Management is the process of getting people to work together to accomplish a desired goal or objective using available resources efficiently and effectively. How the desired goal or objective is achieved is left up to the managers within an organization. A leader's management style can impact how productive employees are. Management styles have been categorized in numerous ways; but no matter the approach, the focus is on either the project or the people.
Management styles that tend to place more emphasis on a project's goals or objectives than the team are:
- Transactional managers clearly define the tasks and expectations in an if/then proposition. If employees do "x", then I will do "y". Transactional environments may stifle creativity and innovation because everything is pre-determined.
- Autocratic managers make decisions quickly, often without employee input. The project remains on target, but the employees can feel ignored, restricted, or abused.
- Bureaucratic leaders provide a systematic approach to leadership, where processes remain constant even when people or projects change. This management style can lead to the "change is bad" mentality, which leaves little room for creativity or innovation.

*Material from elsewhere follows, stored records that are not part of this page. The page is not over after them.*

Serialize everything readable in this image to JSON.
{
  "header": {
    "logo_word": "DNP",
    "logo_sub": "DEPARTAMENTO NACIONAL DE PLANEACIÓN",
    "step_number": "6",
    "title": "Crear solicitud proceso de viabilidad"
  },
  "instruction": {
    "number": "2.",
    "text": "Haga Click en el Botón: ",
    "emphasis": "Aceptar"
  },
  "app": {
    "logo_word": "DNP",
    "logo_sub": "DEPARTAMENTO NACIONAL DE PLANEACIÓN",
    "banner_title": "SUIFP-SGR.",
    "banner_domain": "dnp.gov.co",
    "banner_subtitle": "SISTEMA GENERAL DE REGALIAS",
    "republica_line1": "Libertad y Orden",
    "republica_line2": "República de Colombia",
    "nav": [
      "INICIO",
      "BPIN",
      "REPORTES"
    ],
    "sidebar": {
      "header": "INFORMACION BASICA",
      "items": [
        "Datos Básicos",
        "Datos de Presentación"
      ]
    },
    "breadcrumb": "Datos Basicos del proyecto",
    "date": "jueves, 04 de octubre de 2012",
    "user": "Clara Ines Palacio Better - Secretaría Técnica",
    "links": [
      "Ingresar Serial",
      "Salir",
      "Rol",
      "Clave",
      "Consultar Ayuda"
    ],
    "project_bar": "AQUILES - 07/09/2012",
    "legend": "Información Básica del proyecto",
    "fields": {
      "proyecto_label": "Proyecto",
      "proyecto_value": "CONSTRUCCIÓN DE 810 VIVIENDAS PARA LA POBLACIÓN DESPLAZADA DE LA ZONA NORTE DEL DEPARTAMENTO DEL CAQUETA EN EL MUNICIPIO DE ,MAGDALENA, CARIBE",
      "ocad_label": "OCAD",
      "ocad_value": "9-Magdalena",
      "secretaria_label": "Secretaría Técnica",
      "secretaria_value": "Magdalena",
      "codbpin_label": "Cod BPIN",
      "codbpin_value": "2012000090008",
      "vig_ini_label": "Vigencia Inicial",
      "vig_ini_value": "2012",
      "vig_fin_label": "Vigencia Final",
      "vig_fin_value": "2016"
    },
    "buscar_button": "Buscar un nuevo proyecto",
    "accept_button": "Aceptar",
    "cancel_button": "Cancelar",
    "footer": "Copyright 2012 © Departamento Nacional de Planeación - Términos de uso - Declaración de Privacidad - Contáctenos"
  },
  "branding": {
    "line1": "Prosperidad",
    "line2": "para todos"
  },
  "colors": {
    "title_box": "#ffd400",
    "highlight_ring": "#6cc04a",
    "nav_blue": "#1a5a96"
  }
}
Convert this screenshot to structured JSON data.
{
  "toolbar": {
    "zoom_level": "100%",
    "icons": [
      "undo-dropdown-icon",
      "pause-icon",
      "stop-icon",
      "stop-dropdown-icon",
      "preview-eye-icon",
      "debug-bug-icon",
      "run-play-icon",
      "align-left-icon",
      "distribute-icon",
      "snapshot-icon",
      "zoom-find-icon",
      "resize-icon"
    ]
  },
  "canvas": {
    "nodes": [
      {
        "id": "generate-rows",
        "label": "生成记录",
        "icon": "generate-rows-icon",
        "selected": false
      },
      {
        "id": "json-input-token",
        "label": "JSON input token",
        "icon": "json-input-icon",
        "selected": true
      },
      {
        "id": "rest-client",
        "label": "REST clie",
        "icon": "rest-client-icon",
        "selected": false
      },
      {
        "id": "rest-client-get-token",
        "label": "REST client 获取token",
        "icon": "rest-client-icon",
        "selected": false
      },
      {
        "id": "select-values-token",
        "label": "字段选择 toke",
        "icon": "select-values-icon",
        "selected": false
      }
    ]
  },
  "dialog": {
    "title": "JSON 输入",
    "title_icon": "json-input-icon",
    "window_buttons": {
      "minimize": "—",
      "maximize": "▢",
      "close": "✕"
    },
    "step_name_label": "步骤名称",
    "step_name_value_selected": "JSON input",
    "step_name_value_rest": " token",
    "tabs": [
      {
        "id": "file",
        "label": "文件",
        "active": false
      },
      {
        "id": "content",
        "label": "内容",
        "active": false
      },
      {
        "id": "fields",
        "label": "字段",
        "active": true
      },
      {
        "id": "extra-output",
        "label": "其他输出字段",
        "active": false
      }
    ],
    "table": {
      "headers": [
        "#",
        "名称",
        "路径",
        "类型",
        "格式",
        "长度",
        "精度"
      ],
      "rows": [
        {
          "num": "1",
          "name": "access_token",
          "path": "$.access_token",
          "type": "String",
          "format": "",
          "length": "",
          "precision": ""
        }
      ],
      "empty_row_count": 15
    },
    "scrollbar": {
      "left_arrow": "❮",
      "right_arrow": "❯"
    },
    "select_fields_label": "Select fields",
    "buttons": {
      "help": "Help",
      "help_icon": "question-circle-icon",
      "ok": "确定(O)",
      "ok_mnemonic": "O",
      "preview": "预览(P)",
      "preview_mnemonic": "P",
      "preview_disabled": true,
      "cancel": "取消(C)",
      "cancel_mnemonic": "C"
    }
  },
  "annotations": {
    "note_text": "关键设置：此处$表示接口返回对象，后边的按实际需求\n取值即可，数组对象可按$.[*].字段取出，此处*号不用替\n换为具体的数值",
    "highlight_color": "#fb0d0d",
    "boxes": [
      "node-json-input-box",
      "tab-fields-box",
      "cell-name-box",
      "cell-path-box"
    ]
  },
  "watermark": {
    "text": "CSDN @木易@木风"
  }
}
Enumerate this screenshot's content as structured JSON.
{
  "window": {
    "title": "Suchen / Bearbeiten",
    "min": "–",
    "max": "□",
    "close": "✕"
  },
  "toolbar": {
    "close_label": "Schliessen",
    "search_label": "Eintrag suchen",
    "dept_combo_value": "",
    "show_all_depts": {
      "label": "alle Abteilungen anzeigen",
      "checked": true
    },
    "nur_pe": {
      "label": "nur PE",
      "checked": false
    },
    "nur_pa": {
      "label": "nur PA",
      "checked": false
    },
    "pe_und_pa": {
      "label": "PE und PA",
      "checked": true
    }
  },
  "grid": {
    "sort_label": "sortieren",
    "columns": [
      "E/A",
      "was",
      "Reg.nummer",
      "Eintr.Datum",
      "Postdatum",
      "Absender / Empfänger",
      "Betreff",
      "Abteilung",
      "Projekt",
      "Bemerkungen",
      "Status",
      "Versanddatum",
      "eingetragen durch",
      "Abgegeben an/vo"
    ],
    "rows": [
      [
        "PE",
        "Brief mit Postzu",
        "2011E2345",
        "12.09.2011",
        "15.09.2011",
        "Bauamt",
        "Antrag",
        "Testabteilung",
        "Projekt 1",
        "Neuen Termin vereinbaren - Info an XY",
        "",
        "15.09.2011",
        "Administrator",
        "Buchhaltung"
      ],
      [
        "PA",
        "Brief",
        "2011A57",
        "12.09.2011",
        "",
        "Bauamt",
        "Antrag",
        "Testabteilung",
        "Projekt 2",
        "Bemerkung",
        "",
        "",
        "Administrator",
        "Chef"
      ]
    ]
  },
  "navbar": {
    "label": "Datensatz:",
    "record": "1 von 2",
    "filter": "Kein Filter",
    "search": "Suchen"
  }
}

Several management styles focus on motivating or empowering employees to achieve the stated goal or objective. These include:
- Transformational leaders create a high level of trust with their employees and can drive them towards a goal. Their desire for change can disrupt operations and make some employees uncomfortable.
- Democratic managers encourage creativity and innovation, but trying to achieve a group consensus before moving forward can be inefficient and costly.
- Servant leaders boost morale, generate a high level of trust, and create a positive environment for employee growth. The challenge to a servant leader is the emotional and psychological toll it can take when always putting others first.
- Charismatic managers inspire their employees and can get them invested in a common goal. Sometimes charismatic leaders are so focused on the vision they forget about the critical steps to get there, leaving the team without direction.
- Laissez-Faire leaders are hands-off. They give their employees the independence to get the job done, which works if the employees are organized and self-directed. If not, chaos results and the objective is not met.
You aren't stuck with a particular management style and you may need to adapt your style to the circumstances. This situational adaptation or situational leadership is highly flexible and suggests that leaders can change their approach as needed. Acquiring management skills is a learning process, so don't be afraid to try.